Через час я провожал ее. И сколько ни убеждал ее, чтобы она осталась, сколько ни уговаривал, сколько ни говорил, что завтра сам пойду к ее мужу, она, бледная, только отрицательно качала головой.

— Не провожай меня. Ну вот, я не хотела, чтобы не было этого вечера, чтобы не вспоминал. А теперь я пойду. Я страшно устала.

Мы стояли в подъезде, и, когда в него вошел Хилинский, распечатывая пачку сигарет, она даже на мгновение не оторвалась от меня.

Хилинский, проходя мимо нас, сделал незнакомое лицо. А она, не успел он подняться и на несколько ступенек, припала к моим губам.

— Помни… Прости… Не поминай меня, пожалуйста, лихом. Прощай.

Оторвалась от меня и выбежала в дверь, под дождь, который нещадно поливал весь огромный город, все его мокрые блестящие крыши и голые деревья.

…Хилинский все еще возился с ключом, и я остановился возле него закурить.

— Печальная, — вдруг сказал он. — Горестно-печальная.

— Вам странно? — сухо спросил я.

— Немного, — ответил он. — Не мое это дело, Антон, но я думаю, что знаю людей. И… как мне кажется, она не относится к типу чувствительных. Ту-уго знает, что, как и зачем. Даже когда чулки покупает, даже когда в первый раз поцелуй дарит. Ну, это все же лучше, чем какая-то красотка, которая петуха от кур гоняет «за задиристость»… Опечаленная… Видно, что-то серьезное случилось.

— Это моя бывшая приятельница, — сказал я.

— Одобряю.

— Что бывшая?

— Нет, что приятельница.

— Мое поведение люди когда-то назвали бы предосудительным, — горько сказал я.

Я не стал объяснять почему, но он, видимо, понял.

— Себе ты это можешь простить? Тогда зачем осуждать за то же самое других? И кто имеет право осуждать?

Разговор становился чертовски неприятным. Мы оба чувствовали себя неловко. Он потому, что вмешался в чужие дела, которые его не касались. Я же потому, что, ища человеческого голоса, сочувствия в нем или хотя бы тени сочувствия, непростительно распустил язык. Божьим даром было появление в это время свежего человека, да еще с такими предметами в руках, что у всякого глаза полезли бы на лоб.

По лестнице поднимался Ксаверий-Инезилья Калаур-Лыгановский с медным ликом. Его беспощадные глаза смотрели поверх круглого щита; вооружен он был копьем со здоровенным бронзовым наконечником.

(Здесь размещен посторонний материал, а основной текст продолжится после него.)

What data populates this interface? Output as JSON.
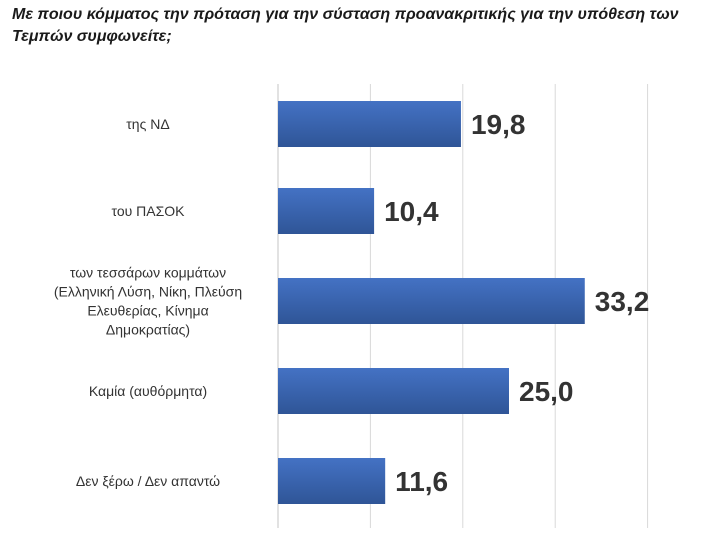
{
  "title": "Με ποιου κόμματος την πρόταση για την σύσταση προανακριτικής για την υπόθεση των Τεμπών συμφωνείτε;",
  "colors": {
    "bar": "#4472C4",
    "bar_dark": "#2F5597",
    "grid": "#D9D9D9",
    "text": "#333333"
  },
  "chart_data": {
    "type": "bar",
    "orientation": "horizontal",
    "title": "Με ποιου κόμματος την πρόταση για την σύσταση προανακριτικής για την υπόθεση των Τεμπών συμφωνείτε;",
    "categories": [
      [
        "της ΝΔ"
      ],
      [
        "του ΠΑΣΟΚ"
      ],
      [
        "των τεσσάρων κομμάτων",
        "(Ελληνική Λύση, Νίκη, Πλεύση",
        "Ελευθερίας, Κίνημα",
        "Δημοκρατίας)"
      ],
      [
        "Καμία (αυθόρμητα)"
      ],
      [
        "Δεν ξέρω / Δεν απαντώ"
      ]
    ],
    "values": [
      19.8,
      10.4,
      33.2,
      25.0,
      11.6
    ],
    "value_labels": [
      "19,8",
      "10,4",
      "33,2",
      "25,0",
      "11,6"
    ],
    "xlim": [
      0,
      40
    ],
    "grid": true,
    "xlabel": "",
    "ylabel": ""
  }
}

— Готово, — тихо сказал я, — достукался с пациентами. Ну, по крайней мере, не Наполеон. Еще одна, свежая мания.

— И он увидел на стене зловещий, черный призрак Деда Мороза, — сказал Лыгановский, смущенно улыбаясь, и объяснил: — Несу вот художнику. Масайские копье и щит. Аксессуары для картины. Нарисует, а за это обещал реставрировать.

— А я подумал, что, наконец, появилась новая мания, что это вы входите в роль Чомбе, — сказал я.

— Ну, что вы! Не так уж плохо идут мои дела. И не так низко я пал.

— Откуда это у вас? — спросил Хилинский.

— А вы бы зашли как-нибудь ко мне.

— Не так уж плохо идут мои дела, — с иронией повторил его слова Хилинский.

— Догадываюсь, поскольку вы еще здесь, а не в моем департаменте. А вы просто зайдите посмотреть, — сказал психиатр.

— Любопытно, — заметил я. — Прямо хоть в музей.

— А у меня и есть… почти музей. Оно все и пойдет когда-то в музей.

Бронза наконечника была покрыта такой тонкой насечкой, что я был заворожен.

— В самом деле, откуда такое чудо?

— Я, мой дорогой, медицину в Праге штудировал.

Закурил с нами.

— Чехи тогда стипендии давали… угнетенным. Украинцам, лужичанам, нам. Но работу на родине найти было нельзя… Ну и рассеялись по земному шару. Где я только не работал! И в Индии на эпидемии холеры, и в Нигерии на сонной болезни, и черт еще знает где. Приходилось быть мастером на все руки. А что поделаешь? Человек, когда умирает, знает лишь слово «лекарь», и плевать ему на такие понятия, как «фтизиолог» или «психиатр». Наконец, при многих болезнях бывают интереснейшие отклонения в психике. И мы очень плохо их знаем, очень мало ими занимались.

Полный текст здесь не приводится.